Yuasa Makoto lors de son passage à Paris mi-mars./ Gabriel Bernard pour Zoom Japon

Pour Yuasa Makoto, le Japon a trop tardé à prendre conscience de la poussée de la pauvreté dans l’Archipel.

En septembre 2017, Zoom Japon avait consacré un dossier à la question de la pauvreté dans l’Archipel. L’année dernière, Une Affaire de famille (Manbiki kazoku) de Kore-Eda Hirokazu a remporté la Palme d’or après avoir ouvert les yeux du public sur ce phénomène au Japon. Il y a 10 ans, Yuasa Makoto a publié Contre la pauvreté au Japon (Han hinkon : suberidai shakai kara no dasshutsu, trad. par Rémi Buquet, éd. Philippe Picquier) dans lequel il alertait l’opinion publique nippone et appelait les autorités à prendre la mesure du problème qui s’est développé durant l’ère Heisei (1989-2019). Fort de son expérience et de son engagement contre cette paupérisation de la société, il porte un regard sans concession sur ces trois décennies écoulées tout en gardant l’espoir que la prochaine ère sera celle d’une plus grande solidarité.

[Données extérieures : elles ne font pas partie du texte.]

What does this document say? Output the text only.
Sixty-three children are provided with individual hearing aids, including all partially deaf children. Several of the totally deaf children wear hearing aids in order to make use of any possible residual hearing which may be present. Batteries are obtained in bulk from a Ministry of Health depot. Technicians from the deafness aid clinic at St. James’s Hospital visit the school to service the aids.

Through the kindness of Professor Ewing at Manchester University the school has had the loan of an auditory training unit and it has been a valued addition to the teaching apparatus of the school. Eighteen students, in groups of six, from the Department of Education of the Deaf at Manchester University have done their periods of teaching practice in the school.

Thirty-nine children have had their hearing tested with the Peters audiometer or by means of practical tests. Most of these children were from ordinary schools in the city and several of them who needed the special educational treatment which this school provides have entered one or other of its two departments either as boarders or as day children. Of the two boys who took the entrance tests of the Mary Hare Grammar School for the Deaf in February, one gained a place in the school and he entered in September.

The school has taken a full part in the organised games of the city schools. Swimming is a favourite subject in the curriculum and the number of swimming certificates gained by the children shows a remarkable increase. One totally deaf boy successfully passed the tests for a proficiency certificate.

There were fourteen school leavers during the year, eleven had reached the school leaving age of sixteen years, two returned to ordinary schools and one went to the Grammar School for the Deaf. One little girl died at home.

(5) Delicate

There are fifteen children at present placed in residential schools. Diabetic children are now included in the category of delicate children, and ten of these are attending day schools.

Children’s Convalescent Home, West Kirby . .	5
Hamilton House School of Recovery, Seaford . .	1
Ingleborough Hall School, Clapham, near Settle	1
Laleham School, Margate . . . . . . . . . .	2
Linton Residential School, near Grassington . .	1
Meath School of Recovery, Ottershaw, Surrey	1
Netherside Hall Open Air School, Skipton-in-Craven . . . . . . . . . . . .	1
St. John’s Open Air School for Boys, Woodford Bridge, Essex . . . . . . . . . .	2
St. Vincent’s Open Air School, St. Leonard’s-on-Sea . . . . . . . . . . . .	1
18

L’ère Shôwa (1925-1989) a été ce qu’on a appelé l’époque de la classe moyenne de masse (ichioku sôchûryû jidai). Avec la publication, en 2017, du livre d’Amamiya Karin dont le titre peut être traduit par “l’époque de la pauvreté de masse” (ichioku sôhinkon jidai, inédit en français), pensez-vous que l’ère Heisei soit celle d’une paupérisation massive au Japon ?

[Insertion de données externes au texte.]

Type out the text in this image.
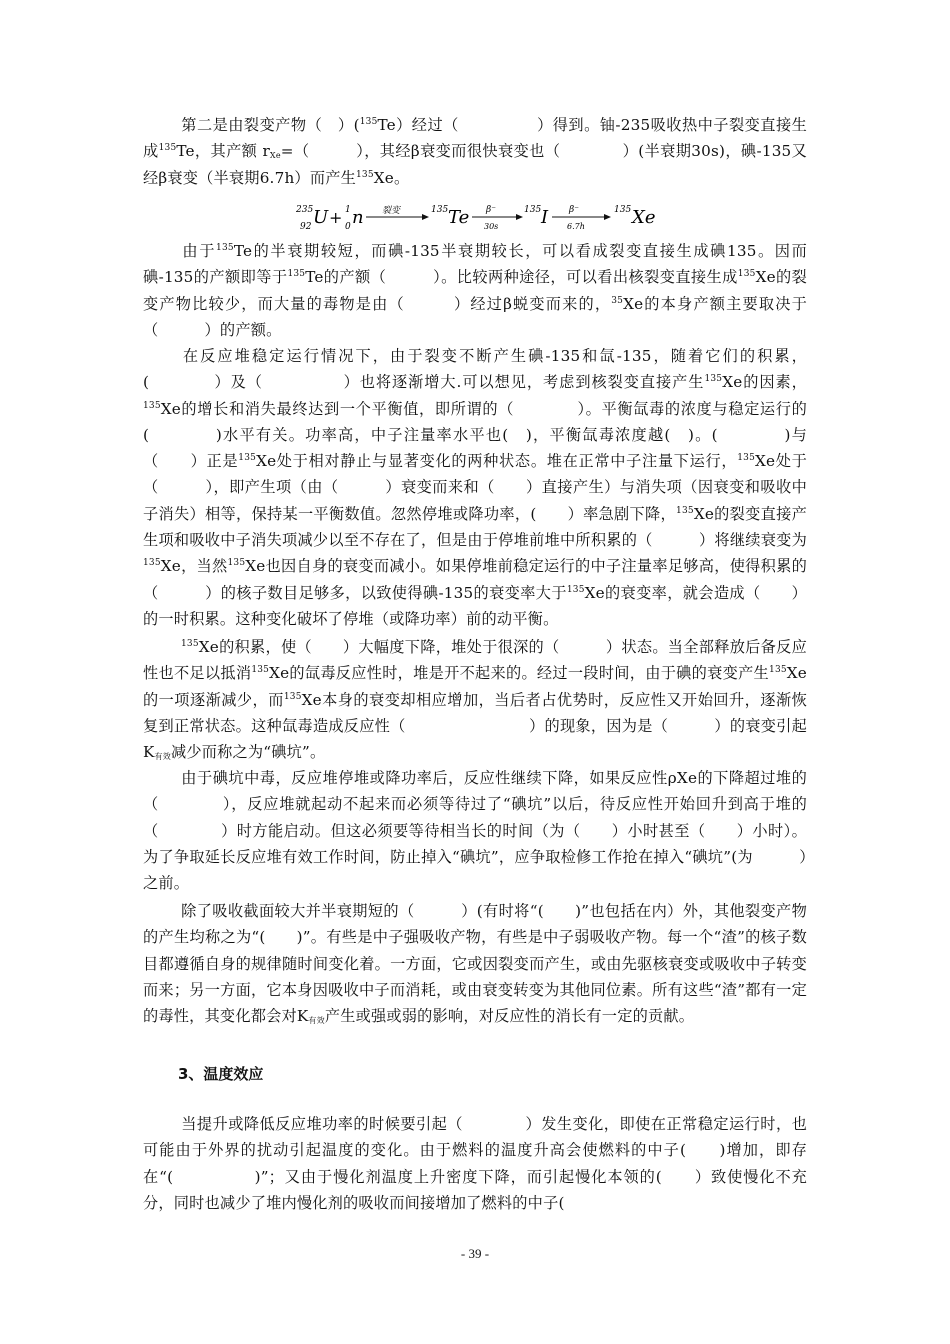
第二是由裂变产物（　）($^{135}$Te）经过（　　　　　）得到。铀-235吸收热中子裂变直接生成$^{135}$Te，其产额 $r_{Xe}=$（　　　），其经β衰变而很快衰变也（　　　　）(半衰期30s)，碘-135又经β衰变（半衰期6.7h）而产生$^{135}$Xe。

235
92 U + 1
0 n 裂变	135 Te β⁻
30s
135 I β⁻
6.7h
135 Xe

由于$^{135}$Te的半衰期较短，而碘-135半衰期较长，可以看成裂变直接生成碘135。因而碘-135的产额即等于$^{135}$Te的产额（　　　）。比较两种途径，可以看出核裂变直接生成$^{135}$Xe的裂变产物比较少，而大量的毒物是由（　　　）经过β蜕变而来的，$^{35}$Xe的本身产额主要取决于（　　　）的产额。

在反应堆稳定运行情况下，由于裂变不断产生碘-135和氙-135，随着它们的积累，(　　　　）及（　　　　　）也将逐渐增大.可以想见，考虑到核裂变直接产生$^{135}$Xe的因素，$^{135}$Xe的增长和消失最终达到一个平衡值，即所谓的（　　　　）。平衡氙毒的浓度与稳定运行的(　　　　)水平有关。功率高，中子注量率水平也(　)，平衡氙毒浓度越(　)。(　　　　)与（　　）正是$^{135}$Xe处于相对静止与显著变化的两种状态。堆在正常中子注量下运行，$^{135}$Xe处于（　　　），即产生项（由（　　　）衰变而来和（　　）直接产生）与消失项（因衰变和吸收中子消失）相等，保持某一平衡数值。忽然停堆或降功率，(　　）率急剧下降，$^{135}$Xe的裂变直接产生项和吸收中子消失项减少以至不存在了，但是由于停堆前堆中所积累的（　　　）将继续衰变为$^{135}$Xe，当然$^{135}$Xe也因自身的衰变而减小。如果停堆前稳定运行的中子注量率足够高，使得积累的（　　　）的核子数目足够多，以致使得碘-135的衰变率大于$^{135}$Xe的衰变率，就会造成（　　）的一时积累。这种变化破坏了停堆（或降功率）前的动平衡。

$^{135}$Xe的积累，使（　　）大幅度下降，堆处于很深的（　　　）状态。当全部释放后备反应性也不足以抵消$^{135}$Xe的氙毒反应性时，堆是开不起来的。经过一段时间，由于碘的衰变产生$^{135}$Xe的一项逐渐减少，而$^{135}$Xe本身的衰变却相应增加，当后者占优势时，反应性又开始回升，逐渐恢复到正常状态。这种氙毒造成反应性（　　　　　　　　）的现象，因为是（　　　）的衰变引起$K_{有效}$减少而称之为“碘坑”。

由于碘坑中毒，反应堆停堆或降功率后，反应性继续下降，如果反应性ρXe的下降超过堆的（　　　　），反应堆就起动不起来而必须等待过了“碘坑”以后，待反应性开始回升到高于堆的（　　　　）时方能启动。但这必须要等待相当长的时间（为（　　）小时甚至（　　）小时）。为了争取延长反应堆有效工作时间，防止掉入“碘坑”，应争取检修工作抢在掉入“碘坑”(为　　　）之前。

除了吸收截面较大并半衰期短的（　　　）(有时将“(　　)”也包括在内）外，其他裂变产物的产生均称之为“(　　)”。有些是中子强吸收产物，有些是中子弱吸收产物。每一个“渣”的核子数目都遵循自身的规律随时间变化着。一方面，它或因裂变而产生，或由先驱核衰变或吸收中子转变而来；另一方面，它本身因吸收中子而消耗，或由衰变转变为其他同位素。所有这些“渣”都有一定的毒性，其变化都会对$K_{有效}$产生或强或弱的影响，对反应性的消长有一定的贡献。

3、温度效应

当提升或降低反应堆功率的时候要引起（　　　　）发生变化，即使在正常稳定运行时，也可能由于外界的扰动引起温度的变化。由于燃料的温度升高会使燃料的中子(　　)增加，即存在“(　　　　　)”；又由于慢化剂温度上升密度下降，而引起慢化本领的(　　）致使慢化不充分，同时也减少了堆内慢化剂的吸收而间接增加了燃料的中子(

- 39 -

Yuasa Makoto : L’ère Heisei a commencé en 1989 et juste après, nous avons assisté à l’éclatement de la bulle spéculative. C’est à ce moment-là qu’un certain nombre de sans-abris ont commencé à être visibles dans les rues. Mais ce phénomène a été mal compris pendant de longues années. La plupart des réactions les concernant étaient qu’il s’agissait de gens “étranges”, “bizarres” qui ne voulaient pas trouver un logement ou un travail. Parallèlement, on a aussi vu apparaître ce qu’on appelle les “freeters” [néologisme forgé à partir du terme anglais “free” (libre) et du mot allemand “arbeiter” (travailleur)], c’est-à-dire des jeunes sans emploi régulier (hiseikikoyô) sans que l’on en saisisse non plus l’ampleur. C’est pourquoi je pense que l’ère Heisei qui a duré 30 ans peut être divisée en deux. Les vingt premières années au cours desquelles le problème de la pauvreté a été complètement occulté et les dix dernières qui ont marqué une certaine prise de conscience.